A los juzgados de Olot han acudido también familiares de las dos primeras víctimas, el constructor Joan Tubert y su hijo Àngel, acompañadas por el abogado Carles Monguilod.
Monguilod ha negado a la entrada de las dependencias judiciales que la empresa de Tubert, para la que trabajaba Pere Puig, tuviese alguna deuda de importancia con éste, aunque sí ha reconocido que le adeudaban el sueldo de dos semanas, que le iban a pagar el día de los homicidios.
La empresa no pensaba despedirle
El abogado ha asegurado asimismo que el constructor asesinado no se había planteado despedir a Pere Puig, otro de los móviles que se han barajado, e incluso ha subrayado que todavía tenían trabajo para él para los próximos meses.

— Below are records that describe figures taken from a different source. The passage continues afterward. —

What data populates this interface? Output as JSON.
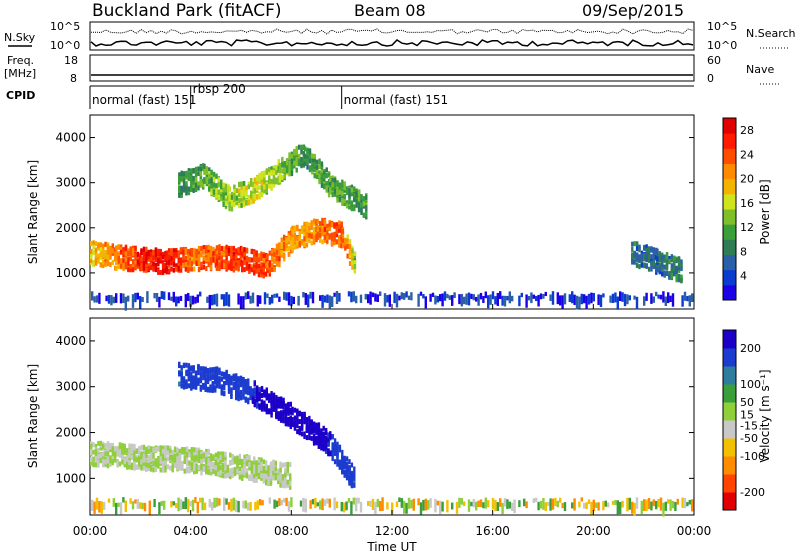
{
  "header": {
    "site": "Buckland Park (fitACF)",
    "beam": "Beam 08",
    "date": "09/Sep/2015"
  },
  "panels": {
    "nsky": {
      "left_label": "N.Sky",
      "right_label": "N.Search",
      "ytick_top": "10^5",
      "ytick_bot": "10^0"
    },
    "freq": {
      "left_label_1": "Freq.",
      "left_label_2": "[MHz]",
      "tick_18": "18",
      "tick_8": "8",
      "right_label": "Nave",
      "rtick_60": "60",
      "rtick_0": "0"
    },
    "cpid": {
      "label": "CPID",
      "modes": [
        {
          "name": "normal (fast) 151",
          "start": 0,
          "end": 4
        },
        {
          "name": "rbsp 200",
          "start": 4,
          "end": 10
        },
        {
          "name": "normal (fast) 151",
          "start": 10,
          "end": 24
        }
      ]
    }
  },
  "chart_data": [
    {
      "type": "heatmap",
      "title": "",
      "xlabel": "Time UT",
      "ylabel": "Slant Range [km]",
      "xlim": [
        0,
        24
      ],
      "ylim": [
        200,
        4500
      ],
      "xticks": [
        "00:00",
        "04:00",
        "08:00",
        "12:00",
        "16:00",
        "20:00",
        "00:00"
      ],
      "yticks": [
        1000,
        2000,
        3000,
        4000
      ],
      "colorbar": {
        "label": "Power [dB]",
        "ticks": [
          4,
          8,
          12,
          16,
          20,
          24,
          28
        ],
        "range": [
          0,
          30
        ],
        "colors": [
          "#1c00e8",
          "#0a3ccf",
          "#2b5fa6",
          "#2e7d55",
          "#3a9e3a",
          "#7fbf2a",
          "#cfe41c",
          "#f3b400",
          "#ff8a00",
          "#ff4d00",
          "#ff1a00",
          "#e00000"
        ]
      },
      "features": [
        {
          "name": "main echo band",
          "x": [
            0.0,
            1.0,
            2.0,
            3.0,
            4.0,
            5.0,
            6.0,
            7.0,
            8.0,
            9.0,
            10.0,
            10.5
          ],
          "range_km": [
            1500,
            1400,
            1350,
            1300,
            1350,
            1400,
            1350,
            1200,
            1800,
            2000,
            1900,
            1200
          ],
          "power_db": [
            18,
            22,
            26,
            28,
            22,
            24,
            26,
            24,
            20,
            22,
            24,
            14
          ]
        },
        {
          "name": "far range echoes",
          "x": [
            3.5,
            4.5,
            5.5,
            6.5,
            7.5,
            8.5,
            9.5,
            11.0
          ],
          "range_km": [
            3000,
            3200,
            2700,
            2900,
            3300,
            3700,
            3000,
            2500
          ],
          "power_db": [
            10,
            12,
            14,
            16,
            14,
            10,
            12,
            10
          ]
        },
        {
          "name": "late echoes",
          "x": [
            21.5,
            22.5,
            23.5
          ],
          "range_km": [
            1500,
            1300,
            1100
          ],
          "power_db": [
            8,
            6,
            10
          ]
        }
      ]
    },
    {
      "type": "heatmap",
      "title": "",
      "xlabel": "Time UT",
      "ylabel": "Slant Range [km]",
      "xlim": [
        0,
        24
      ],
      "ylim": [
        200,
        4500
      ],
      "xticks": [
        "00:00",
        "04:00",
        "08:00",
        "12:00",
        "16:00",
        "20:00",
        "00:00"
      ],
      "yticks": [
        1000,
        2000,
        3000,
        4000
      ],
      "colorbar": {
        "label": "Velocity [m s⁻¹]",
        "ticks": [
          200,
          100,
          50,
          15,
          -15,
          -50,
          -100,
          -200
        ],
        "range": [
          -250,
          250
        ],
        "colors": [
          "#e00000",
          "#ff4500",
          "#ff8c00",
          "#f3c000",
          "#c8c8c8",
          "#8fcf3a",
          "#3a9e3a",
          "#2e7d9e",
          "#1c3ccf",
          "#1c00c8"
        ]
      },
      "features": [
        {
          "name": "ground scatter (near zero velocity)",
          "x": [
            0.0,
            2.0,
            4.0,
            6.0,
            8.0
          ],
          "range_km": [
            1600,
            1500,
            1450,
            1300,
            1100
          ],
          "velocity": [
            0,
            0,
            0,
            0,
            0
          ]
        },
        {
          "name": "ionospheric scatter",
          "x": [
            3.5,
            5.0,
            6.5,
            8.0,
            9.5,
            10.5
          ],
          "range_km": [
            3300,
            3200,
            2900,
            2400,
            1800,
            1000
          ],
          "velocity": [
            150,
            180,
            200,
            220,
            200,
            150
          ]
        }
      ]
    }
  ]
}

Mientras el detenido declara en los juzgados, Olot acoge el primer entierro de una de las cuatro víctimas, el de la empleada de la CAM Anna Pujol, y está previsto que hoy también tenga lugar los funerales de su compañero Rafael Turró, así como el de las dos primeras víctimas, Joan y Angel Tubert.
Además, Monguilod , ha revelado que Puig bromeó hace un tiempo y en presencia del constructor Joan Tubert, una de las víctimas, con que "quería ser famoso" y "mataría a alguien", a lo que Tubert le dijo, con el mismo tono, que él no estaría entre ellos.